We analyze at a new policy among many community colleges nationwide that requires students to have a meningitis vaccine prior to enrollment, and how the new requirement has affected enrollment numbers.
Texas community colleges
have seen a decline in enrollment numbers this year, which may be attributed to a number of factors. One of the potential reasons for the lower numbers may be a new mandate by the Texas government that requires college students to get a meningitis vaccination prior to the first day of classes. While some officials in the state are saying this mandate is the only way to prevent the spread of the deadly disease across college campuses, some college officials are attributing the expense and red tape of the process to fewer students on community college campuses this year.

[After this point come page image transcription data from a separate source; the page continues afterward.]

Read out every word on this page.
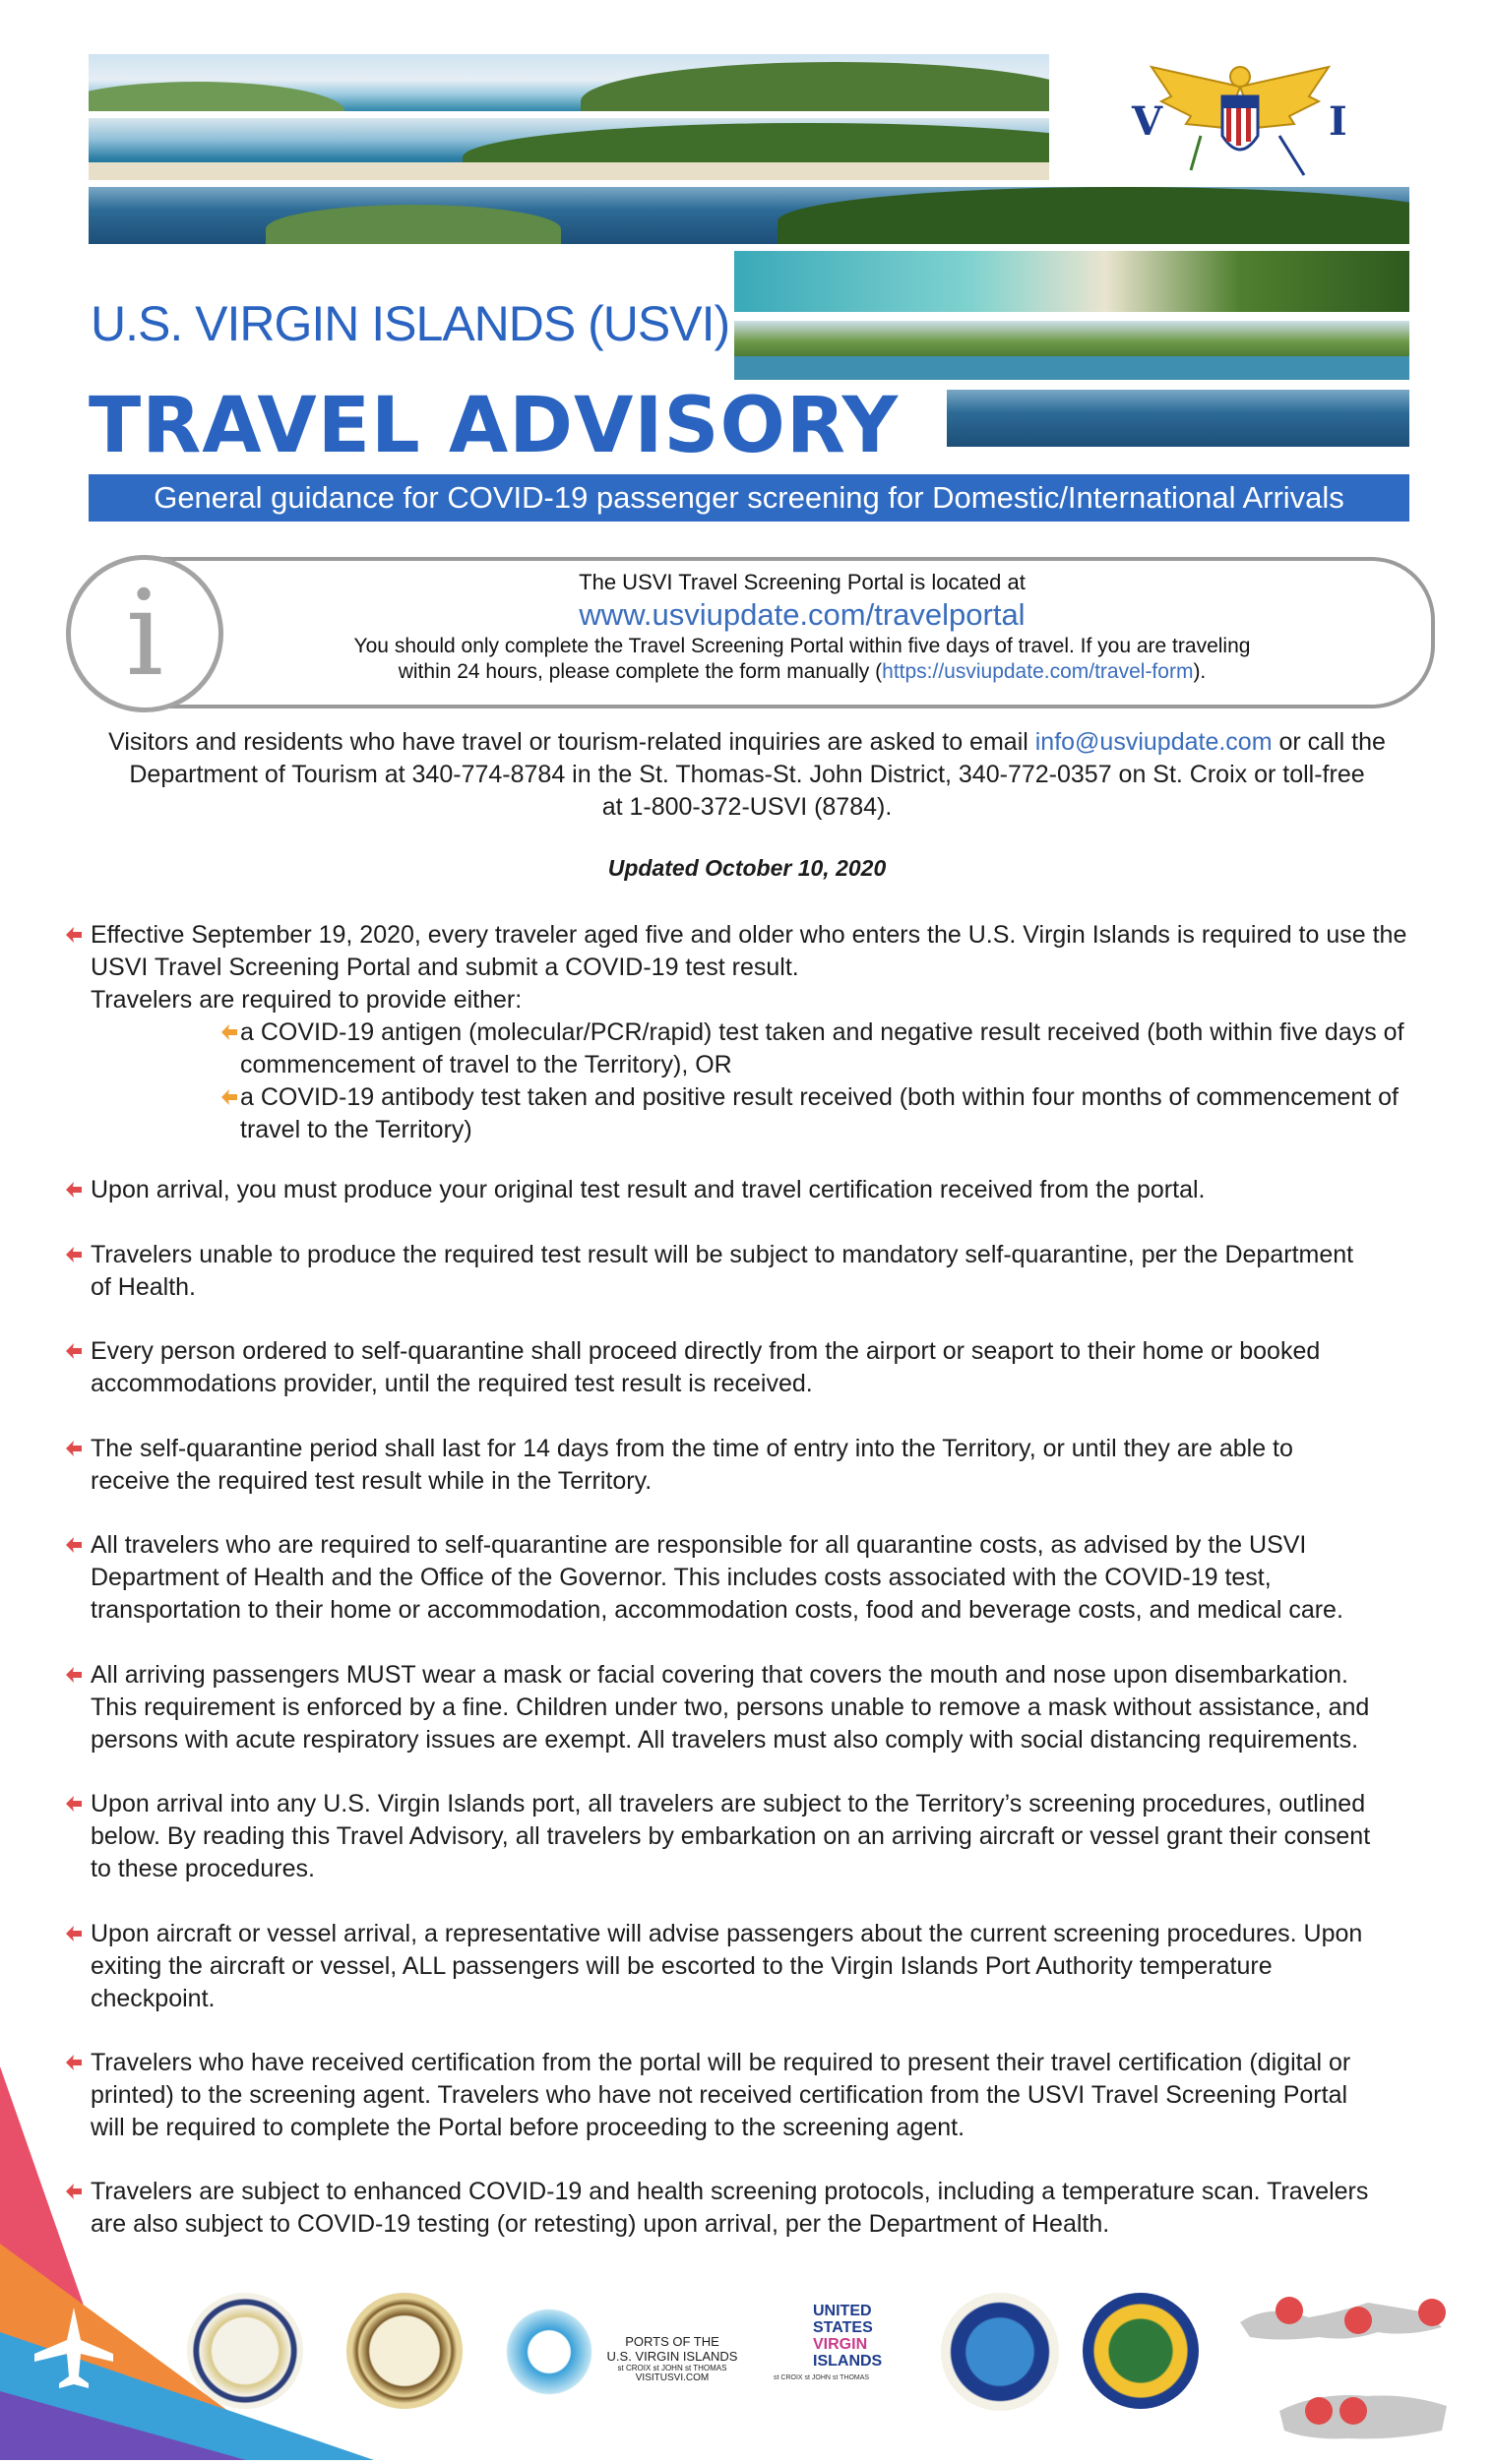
V	I
U.S. VIRGIN ISLANDS (USVI)
TRAVEL ADVISORY
General guidance for COVID-19 passenger screening for Domestic/International Arrivals
i	The USVI Travel Screening Portal is located at
www.usviupdate.com/travelportal
You should only complete the Travel Screening Portal within five days of travel. If you are traveling
within 24 hours, please complete the form manually (https://usviupdate.com/travel-form).
Visitors and residents who have travel or tourism-related inquiries are asked to email info@usviupdate.com or call the
Department of Tourism at 340-774-8784 in the St. Thomas-St. John District, 340-772-0357 on St. Croix or toll-free
at 1-800-372-USVI (8784).
Updated October 10, 2020
Effective September 19, 2020, every traveler aged five and older who enters the U.S. Virgin Islands is required to use the
USVI Travel Screening Portal and submit a COVID-19 test result.
Travelers are required to provide either:
a COVID-19 antigen (molecular/PCR/rapid) test taken and negative result received (both within five days of
commencement of travel to the Territory), OR
a COVID-19 antibody test taken and positive result received (both within four months of commencement of
travel to the Territory)
Upon arrival, you must produce your original test result and travel certification received from the portal.
Travelers unable to produce the required test result will be subject to mandatory self-quarantine, per the Department
of Health.
Every person ordered to self-quarantine shall proceed directly from the airport or seaport to their home or booked
accommodations provider, until the required test result is received.
The self-quarantine period shall last for 14 days from the time of entry into the Territory, or until they are able to
receive the required test result while in the Territory.
All travelers who are required to self-quarantine are responsible for all quarantine costs, as advised by the USVI
Department of Health and the Office of the Governor. This includes costs associated with the COVID-19 test,
transportation to their home or accommodation, accommodation costs, food and beverage costs, and medical care.
All arriving passengers MUST wear a mask or facial covering that covers the mouth and nose upon disembarkation.
This requirement is enforced by a fine. Children under two, persons unable to remove a mask without assistance, and
persons with acute respiratory issues are exempt. All travelers must also comply with social distancing requirements.
Upon arrival into any U.S. Virgin Islands port, all travelers are subject to the Territory’s screening procedures, outlined
below. By reading this Travel Advisory, all travelers by embarkation on an arriving aircraft or vessel grant their consent
to these procedures.
Upon aircraft or vessel arrival, a representative will advise passengers about the current screening procedures. Upon
exiting the aircraft or vessel, ALL passengers will be escorted to the Virgin Islands Port Authority temperature
checkpoint.
Travelers who have received certification from the portal will be required to present their travel certification (digital or
printed) to the screening agent. Travelers who have not received certification from the USVI Travel Screening Portal
will be required to complete the Portal before proceeding to the screening agent.
Travelers are subject to enhanced COVID-19 and health screening protocols, including a temperature scan. Travelers
are also subject to COVID-19 testing (or retesting) upon arrival, per the Department of Health.
PORTS OF THE
U.S. VIRGIN ISLANDS
st CROIX st JOHN st THOMAS
VISITUSVI.COM
UNITED
STATES
VIRGIN
ISLANDS
st CROIX st JOHN st THOMAS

The Schanbaum/Williams Law
The new law was named for two Texas residents who contracted bacterial meningitis on college campuses. Effective January 1, 2012, the law requires all college students under the age of 30 to receive a meningitis vaccination at least 10 days prior to starting classes at any public or private institution of higher education. According to the Sacramento Bee, the law applies to all students heading to college for the first time or transferring from another institution
. It also applies to students who have taken a semester break or more before returning to the college campus. Only students that can show proof of a meningitis vaccination within the past five years will be exempt from the requirement.
The law applies to any student taking classes on the college campus, whether or not they are living in campus housing
. The bill was originally introduced as an effort to stop the spread of bacterial meningitis, which can be easily passed in crowded dormitories
, classrooms or common areas. Prior to the bill’s introduction, Texas had seen a number of high-profile meningitis cases among college student, with at least one resulting in death, according to Inside Higher Ed
Bacterial meningitis, known by the clinical term meningococcal disease, is an illness that causes inflammation of membranes surrounding the brain and spinal cord. The disease travels through respiratory secretions, and may be spread by direct contact, kissing, coughing, and sneezing. Common symptoms of meningitis include a stiff neck, fever, nausea and headache. Sensitivity to light and changes to mental functioning may also occur. The disease may come on very quickly and the symptoms can progress to a life-threatening condition within a day or two.
According to the Sacramento Bee, meningitis strikes about 4,000 individuals in the United States annually. In many cases, the illness can be effectively treated through the administration of antibiotics. The sooner treatment is begun, the better the prognosis. However, meningitis is a deadly disease for some patients. As many as 10 to 12 percent of meningitis patients may die from the disease – some soon after diagnosis.
The Houston Chronicle
states that the Centers for Disease Control and Prevention recommends the vaccination for everyone between the ages of 11 and 18, the age where the illness appears to be particularly prevalent. Those that received a previous vaccination prior to the age of 16 may also require a booster vaccine.
Vaccinations and College Enrollment
The law regarding meningitis vaccinations went into effect in Texas one year ago, and now some educators are attributing the new law at least in part to the recent drop in community college enrollment. The Dallas Observer
reports that while there is no concrete data to support the claim to date, Rey Garcia, president of the Texas Association of Community Colleges, has listed the new vaccine requirement as one reason for the enrollment decline.
“It might be the shot requirement is just the last straw for a student struggling to navigate college matriculation,” Garcia said.
The problem with the new law is multifaceted. First, the meningitis vaccine is not cheap, running as much as $125 per dose. For college students struggling to pay tuition rates of $65 per credit hour in Texas, that bill may be more than they can handle. The second issue is one of red tape – Inside Higher Ed cites a complex paperwork maze that must be navigated in order to file the proper documents for community college enrollment. There has also been confusion as to how and when to file documentation of the vaccine or an exemption form. Finally, students who may wait to register for classes until the semester is about to begin may be dismayed to find the 10-day window for the meningitis vaccine prevents them from getting into the classes they want.
While there is no telling definitively whether the meningitis vaccine requirement is contributing to the community college enrollment
, many believe it is a viable obstacle in filling college classrooms. The Houston Chronicle reports that State Sen. Jane Nelson (R-Dallas) has filed a bill to amend the current law. According to Nelson’s proposal, the age for requiring the vaccination would move from 30 to 21. While this would not free all college students from the requirement, it would help those who are the least likely to live on campus, where the greatest risk for spreading the illness lies. Garcia is in favor of Nelson’s proposal.
“We are hopeful that the Texas Legislature will consider some reasonable changes to the meningitis shot requirement that will balance student interest and public health,” Garcia told Inside Higher Ed.
At this time, an amendment to the current law is still pending. For now, Texas community college students will need to heed the state rule and receive the meningitis vaccination or submit the appropriate exemption documentation before they can enroll in classes at any state institution.